Der gute und angemessene Gebrauch von Smartphones wie auch aller anderen modernen Kommunikationsmittel lässt sich aber nicht nur im Blick auf das äußere Verhalten – die Etikette – einüben, sondern kann auch von innen her aufleuchten. Hier erweisen sich  die Begriffe der Einheit, der Beziehung und der Liebe als wertvoll und hilfreich – Konzepte, die von Anfang an gleichsam den genetischen Code des Lebens von Chiara Lubich, ihren ersten Gefährtinnen und der aus deren Lebensstil erwachsenen Fokolar-Bewegung bilden.

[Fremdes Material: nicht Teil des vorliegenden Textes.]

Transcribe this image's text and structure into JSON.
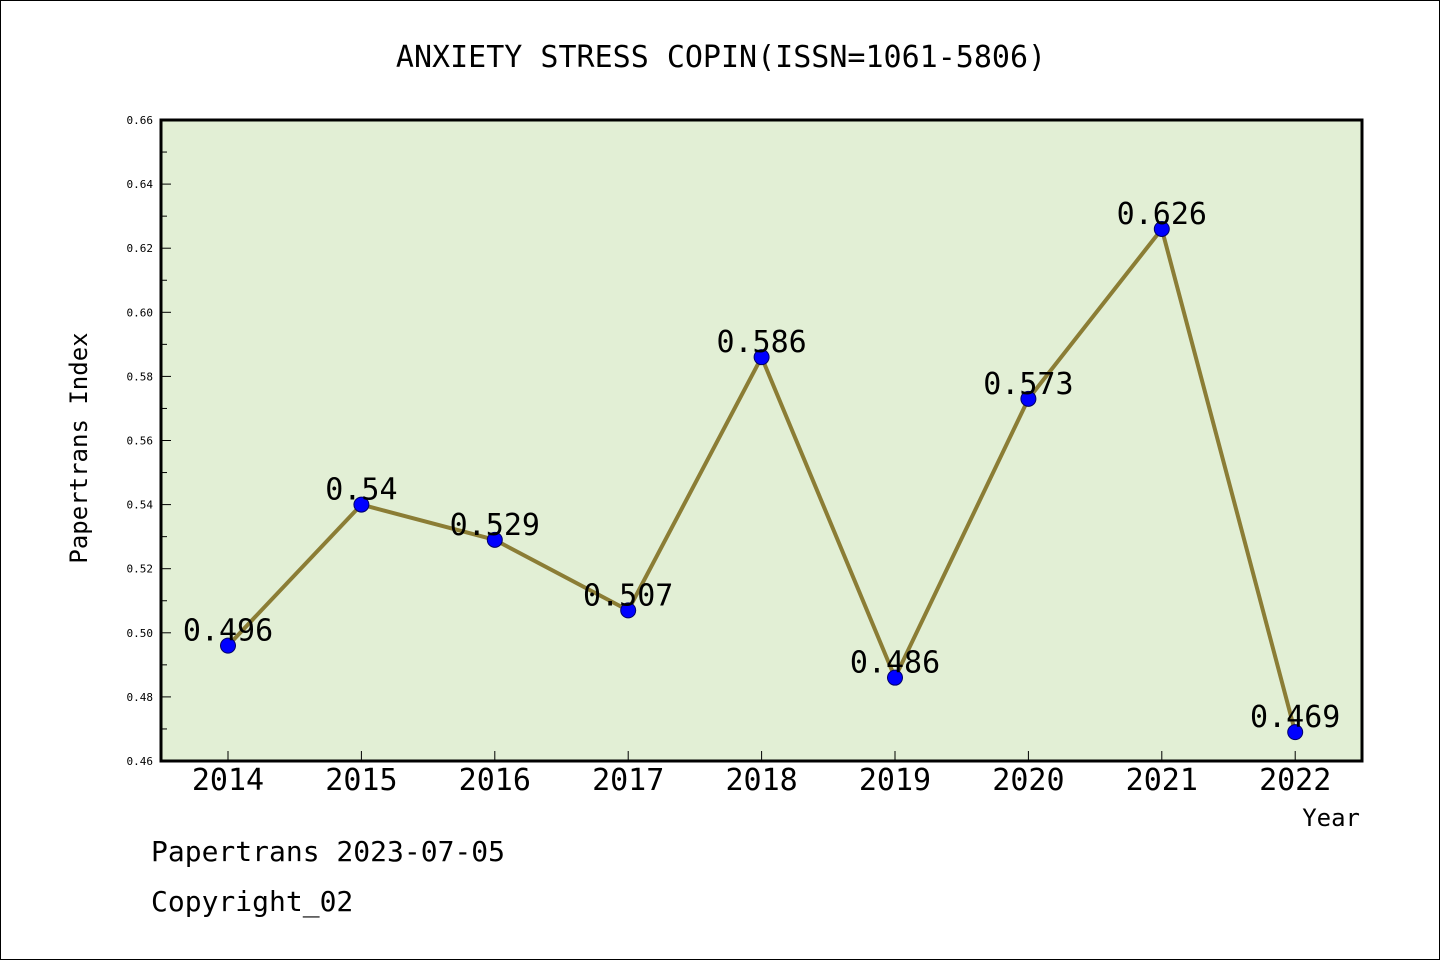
{
  "chart_data": {
    "type": "line",
    "title": "ANXIETY STRESS COPIN(ISSN=1061-5806)",
    "xlabel": "Year",
    "ylabel": "Papertrans Index",
    "categories": [
      "2014",
      "2015",
      "2016",
      "2017",
      "2018",
      "2019",
      "2020",
      "2021",
      "2022"
    ],
    "values": [
      0.496,
      0.54,
      0.529,
      0.507,
      0.586,
      0.486,
      0.573,
      0.626,
      0.469
    ],
    "data_labels": [
      "0.496",
      "0.54",
      "0.529",
      "0.507",
      "0.586",
      "0.486",
      "0.573",
      "0.626",
      "0.469"
    ],
    "ylim": [
      0.46,
      0.66
    ],
    "yticks": [
      "0.46",
      "0.48",
      "0.50",
      "0.52",
      "0.54",
      "0.56",
      "0.58",
      "0.60",
      "0.62",
      "0.64",
      "0.66"
    ],
    "grid": false,
    "legend": "none",
    "colors": {
      "plot_background": "#e2efd5",
      "line": "#8b7d35",
      "marker": "#0000ff"
    }
  },
  "footer": {
    "line1": "Papertrans 2023-07-05",
    "line2": "Copyright_02"
  }
}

Tatsächlich bieten die jeweils modernsten Kommunikationsmittel ein hervorragendes Instrumentarium, die Einheit zu fördern und die Beziehung untereinander zu pflegen. Und wir müssen sie geradezu nutzen, um die Gemeinschaft – auch im Glauben – zu stärken. Jesus selbst mahnt immer wieder dazu, sich nicht nur im Geistigen zu verrennen, sondern von den „Kindern dieser Welt“ zu lernen. 4 Ich selbst habe das erste Faxgerät in meinem Leben vor gut dreißig Jahren in einer Fokolargemeinschaft gesehen, wo es bestaunt und ihm der Name „Gabriel“ gegeben wurde – des Engels, der Botschaften Gottes überbringt.

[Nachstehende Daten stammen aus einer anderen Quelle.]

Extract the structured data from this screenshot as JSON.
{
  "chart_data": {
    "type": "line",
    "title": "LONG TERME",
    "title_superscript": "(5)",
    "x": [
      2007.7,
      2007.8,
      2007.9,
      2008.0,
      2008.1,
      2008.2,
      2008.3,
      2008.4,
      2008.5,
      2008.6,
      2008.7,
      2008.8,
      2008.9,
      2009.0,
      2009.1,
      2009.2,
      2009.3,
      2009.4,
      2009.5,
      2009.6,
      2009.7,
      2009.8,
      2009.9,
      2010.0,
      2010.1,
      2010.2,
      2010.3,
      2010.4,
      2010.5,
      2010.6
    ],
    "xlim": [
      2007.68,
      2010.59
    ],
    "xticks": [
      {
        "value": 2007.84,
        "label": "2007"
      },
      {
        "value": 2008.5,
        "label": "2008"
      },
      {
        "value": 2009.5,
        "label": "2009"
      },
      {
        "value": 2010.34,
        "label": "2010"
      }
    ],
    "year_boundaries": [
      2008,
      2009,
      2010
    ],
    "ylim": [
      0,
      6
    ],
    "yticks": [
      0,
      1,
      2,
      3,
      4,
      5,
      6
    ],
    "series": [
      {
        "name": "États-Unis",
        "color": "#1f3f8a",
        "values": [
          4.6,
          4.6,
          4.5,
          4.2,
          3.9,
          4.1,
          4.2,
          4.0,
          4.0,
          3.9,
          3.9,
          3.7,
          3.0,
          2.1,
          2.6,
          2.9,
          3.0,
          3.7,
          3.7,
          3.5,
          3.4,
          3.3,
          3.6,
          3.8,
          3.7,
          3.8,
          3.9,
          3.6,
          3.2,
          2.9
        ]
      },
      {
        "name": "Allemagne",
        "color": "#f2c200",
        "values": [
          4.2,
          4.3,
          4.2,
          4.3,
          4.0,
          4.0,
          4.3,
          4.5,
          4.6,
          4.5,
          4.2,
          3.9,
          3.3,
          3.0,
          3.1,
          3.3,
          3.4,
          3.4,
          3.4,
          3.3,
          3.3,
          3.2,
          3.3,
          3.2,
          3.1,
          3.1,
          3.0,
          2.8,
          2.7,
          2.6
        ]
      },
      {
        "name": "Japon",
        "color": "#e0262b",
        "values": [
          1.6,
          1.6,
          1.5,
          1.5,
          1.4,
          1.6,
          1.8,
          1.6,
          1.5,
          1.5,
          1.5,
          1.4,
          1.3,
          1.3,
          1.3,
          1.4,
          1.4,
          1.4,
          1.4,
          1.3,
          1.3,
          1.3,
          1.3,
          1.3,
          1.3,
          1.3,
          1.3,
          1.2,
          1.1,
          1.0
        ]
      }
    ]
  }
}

So betrachtet, wird eine gut durchdachte Nutzung einer völligen Ablehnung (es sei denn aus ethischen oder gesundheitlichen Gründen, wie bereits angedeutet) vorzuziehen sein.  Wer immer also ein Handy in die Hand nehmen möchte, kann danach fragen, ob das in diesem Augenblick eher die Einheit und die Beziehung fördert oder gerade eine Mauer aufbaut oder gar ein Zerwürfnis provoziert. Eine stereotype Lösung für alle Situationen kann es kaum geben; es mag mitunter durchaus wichtig und richtig sein, sich in einem Gespräch unter Anwesenden durch einen wichtigen Anruf oder eine dringende Nachricht stören zu lassen.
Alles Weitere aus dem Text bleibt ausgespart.